Na mesa de honra, o presidente Bill Clinton, em primeiro mandato, e seu vice, Al Gore, acompanhados das esposas. Houve um frisson no auditório quando uma mulher miúda e magra, trajando um hábito branco com debruns azuis, se deslocou em passo lento em direção à tribuna. A Madre Teresa de Calcutá tinha sido agraciada, em 1979, com o Nobel da Paz, mas ainda era pouco conhecida do grande público americano. Apresentada como convidada do ano, iniciou sua fala com um discurso politicamente sereno que valorizava a solidariedade entre os povos. Depois de alguns minutos, mudou o tom, com uma pergunta surpreendente: "Quem aqui acredita em Deus, por favor, levante a mão!" Depois do pasmo inicial, menos por fé inabalável e mais pela urgência em fugir do constrangimento de ser o único ateu, todos levantaram as mãos.

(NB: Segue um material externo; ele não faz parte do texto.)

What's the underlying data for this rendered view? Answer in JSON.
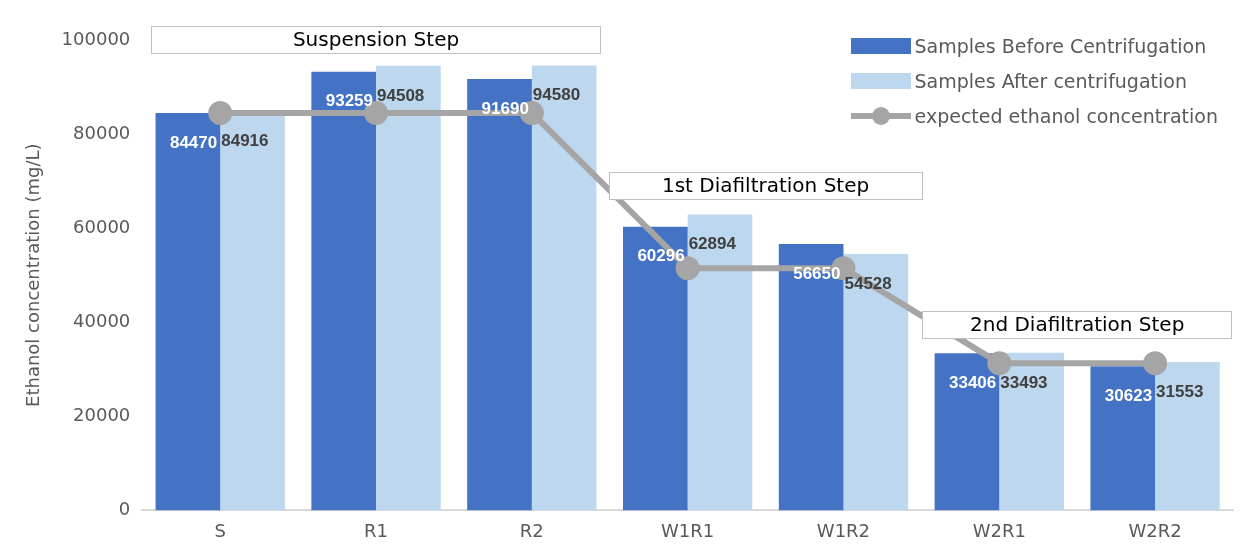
{
  "chart_data": {
    "type": "bar",
    "ylabel": "Ethanol concentration (mg/L)",
    "categories": [
      "S",
      "R1",
      "R2",
      "W1R1",
      "W1R2",
      "W2R1",
      "W2R2"
    ],
    "series": [
      {
        "name": "Samples Before Centrifugation",
        "color": "#4472c4",
        "values": [
          84470,
          93259,
          91690,
          60296,
          56650,
          33406,
          30623
        ],
        "value_labels": [
          "84470",
          "93259",
          "91690",
          "60296",
          "56650",
          "33406",
          "30623"
        ]
      },
      {
        "name": "Samples After centrifugation",
        "color": "#bdd7ee",
        "values": [
          84916,
          94508,
          94580,
          62894,
          54528,
          33493,
          31553
        ],
        "value_labels": [
          "84916",
          "94508",
          "94580",
          "62894",
          "54528",
          "33493",
          "31553"
        ]
      },
      {
        "name": "expected ethanol concentration",
        "type": "line",
        "color": "#a5a5a5",
        "marker": "circle",
        "values": [
          84500,
          84500,
          84500,
          51500,
          51500,
          31300,
          31300
        ]
      }
    ],
    "annotations": [
      "Suspension Step",
      "1st Diafiltration Step",
      "2nd Diafiltration Step"
    ],
    "ylim": [
      0,
      100000
    ],
    "yticks": [
      0,
      20000,
      40000,
      60000,
      80000,
      100000
    ],
    "grid": false,
    "legend": "top right"
  }
}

"Muito bem, então estamos entre devotos, e isto é sempre tranquilizador. Na calçada, em frente a este lindo hotel, estava uma mendiga com três crianças e, então, minha segunda pergunta: quantos dos senhores pararam para oferecer-lhes alguma ajuda?"
Depois de um burburinho que significava "o que está acontecendo aqui?", instalou-se um silêncio constrangedor, que só foi quebrado pela terceira pergunta, desafiadora e corajosa: "Como é que os senhores conseguem acreditar num Deus que não veem se estão cegos para o sofrimento e a fome dos seus semelhantes?"
Esta pequena gigante e maravilhosa, Madre Teresa, que se tornou um símbolo mundial da generosidade, seguiu com seu discurso duro e realista que, ao terminar, provocou um aplauso delirante do público e uma rigidez facial nos poderosos.
Admitiu que, mais de uma vez, ela própria teve conflitos com sua fé religiosa, mas nunca titubeou em reconhecer que a generosidade com o próximo é a mais autêntica conexão com o ser supremo que cada um elege como seu Deus.
Em 1948, ela recebeu autorização papal para sair do convento e ir viver entre os pobres na periferia de Calcutá. Mesmo tendo uma vida destinada a ajudar os miseráveis, a sua canonização mereceu muitas críticas de seus detratores, que a acusavam de ser adepta da pobreza para manter a sua obra social que se disseminou pelo mundo, através das Missionárias da Caridade, envolvendo mais de três mil religiosas.
Tendo falecido em 1997, foi beatificada pelo papa João Paulo II em 2003, e o processo de canonização só ocorreu em 2016, quando papa Francisco, diante da apresentação do segundo milagre atribuído a ela, assegurou-lhe a santificação, conforme os ritos da Igreja Católica. Seu poder de santidade continuou sendo contestado pela legião inconformada dos que não percebem que passar a vida inteira cuidando dos outros é o maior de todos os milagres.